00:16:09.500 | So, here I added a few things. I added a PDF of Andrew Ning's newsletter, The Batch. I added the
00:16:17.740 | Wikipedia page for OpenAI. And I added the YouTube from Swix and Alessio's, you know, the Four Wars Latent
00:16:24.860 | Space Podcast. So, I added all that and I uploaded it into this Knowledge Graph Builder. And when I do
00:16:33.100 | that, it creates if -- let's see here. I knew the Ethernet connection was going to do it. It automagically
00:16:42.380 | I created a little Knowledge Graph. If it renders -- wait for it. It says one minute here.
00:16:50.620 | So, it better render pretty soon. All right. Let me do this again. Please work.
00:17:00.220 | And I was like trying to keep it alive in the -- in the thing, too. All right.
00:17:18.700 | Okay. Let's see. I think we are here. And then it says show me a graph. And it's not going to show me the
00:17:36.940 | graph. Oh, yeah, it will. Come on. You can do it. All right. Yes.

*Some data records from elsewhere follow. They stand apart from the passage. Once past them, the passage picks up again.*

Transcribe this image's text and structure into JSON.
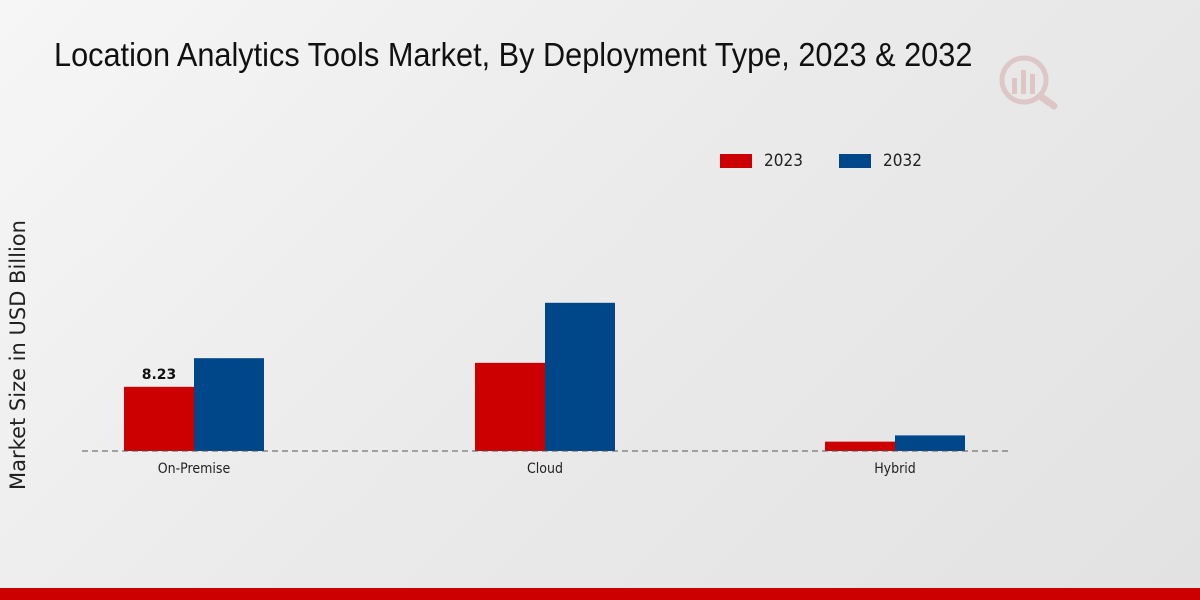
{
  "chart_data": {
    "type": "bar",
    "title": "Location Analytics Tools Market, By Deployment Type, 2023 & 2032",
    "xlabel": "",
    "ylabel": "Market Size in USD Billion",
    "categories": [
      "On-Premise",
      "Cloud",
      "Hybrid"
    ],
    "series": [
      {
        "name": "2023",
        "color": "#cc0000",
        "values": [
          8.23,
          11.3,
          1.2
        ]
      },
      {
        "name": "2032",
        "color": "#00478a",
        "values": [
          11.9,
          19.0,
          2.0
        ]
      }
    ],
    "data_labels": [
      {
        "series": "2023",
        "category": "On-Premise",
        "text": "8.23"
      }
    ],
    "ylim": [
      0,
      45
    ],
    "grid": false,
    "legend_position": "top-right"
  },
  "brand": {
    "accent_color": "#cc0000",
    "logo_icon": "watermark-logo-icon"
  }
}
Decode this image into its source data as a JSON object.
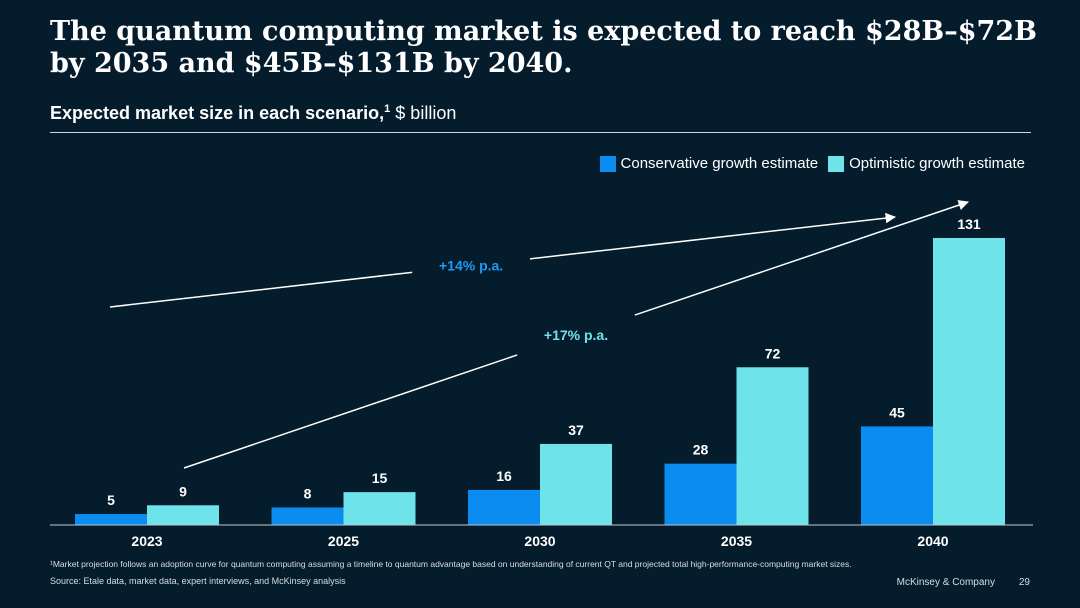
{
  "header": {
    "title": "The quantum computing market is expected to reach $28B–$72B by 2035 and $45B–$131B by 2040.",
    "subtitle_bold": "Expected market size in each scenario,",
    "subtitle_sup": "1",
    "subtitle_rest": " $ billion"
  },
  "colors": {
    "background": "#051C2C",
    "conservative": "#0B8CF0",
    "optimistic": "#6EE3EA",
    "cagr_conservative": "#1E9BF5",
    "cagr_optimistic": "#6EE3EA"
  },
  "chart_data": {
    "type": "bar",
    "categories": [
      "2023",
      "2025",
      "2030",
      "2035",
      "2040"
    ],
    "series": [
      {
        "name": "Conservative growth estimate",
        "values": [
          5,
          8,
          16,
          28,
          45
        ]
      },
      {
        "name": "Optimistic growth estimate",
        "values": [
          9,
          15,
          37,
          72,
          131
        ]
      }
    ],
    "ylim": [
      0,
      131
    ],
    "legend_position": "top-right",
    "grid": false,
    "annotations": [
      {
        "label": "+14% p.a.",
        "series": "Conservative growth estimate"
      },
      {
        "label": "+17% p.a.",
        "series": "Optimistic growth estimate"
      }
    ]
  },
  "footer": {
    "footnote": "¹Market projection follows an adoption curve for quantum computing assuming a timeline to quantum advantage based on understanding of current QT and projected total high-performance-computing market sizes.",
    "source": "Source: Etale data, market data, expert interviews, and McKinsey analysis",
    "brand": "McKinsey & Company",
    "page": "29"
  }
}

00:17:45.180 | So, what we have here -- check this shit out. I would love to sit here and just drink in your applause,
00:17:51.340 | but we need to look at this data. So, check this out. This is the document, the Four Wars document.
00:17:57.100 | Here are the various chunks. And then you can take a chunk and you can expand that. This, I put in the
00:18:02.700 | the embedding. And you can -- I'll zoom out here. And you can see that it takes the logical concept
00:18:12.060 | elements out of that chunk. Right? Machine learning. They talk about something that is developed in a
00:18:17.340 | similar fashion. I don't even know. There's some company there. Right? And you get that entire graph
00:18:23.180 | of all this information. On top of that, I really don't have time to show it. But there's also -- I really
00:18:30.540 | don't have time to show it. There's a chat bot in here that you can use. And you can introspect the
00:18:35.660 | result that gets back. I'll -- one more second. Take up your phones. If you think this looks cool,
00:18:41.740 | take a photo of this QR code. And you're going to have an amazing landing page where you have access to
00:18:48.460 | all of this information. You can get up and running yourself. Thank you for the additional minutes.
00:18:52.620 | Thank you, Emil. Thanks, Emil. Thanks, everyone, for paying attention.
00:19:02.940 | Thank you, Emil. Thanks, everyone. Thanks, everyone. Thanks, everyone.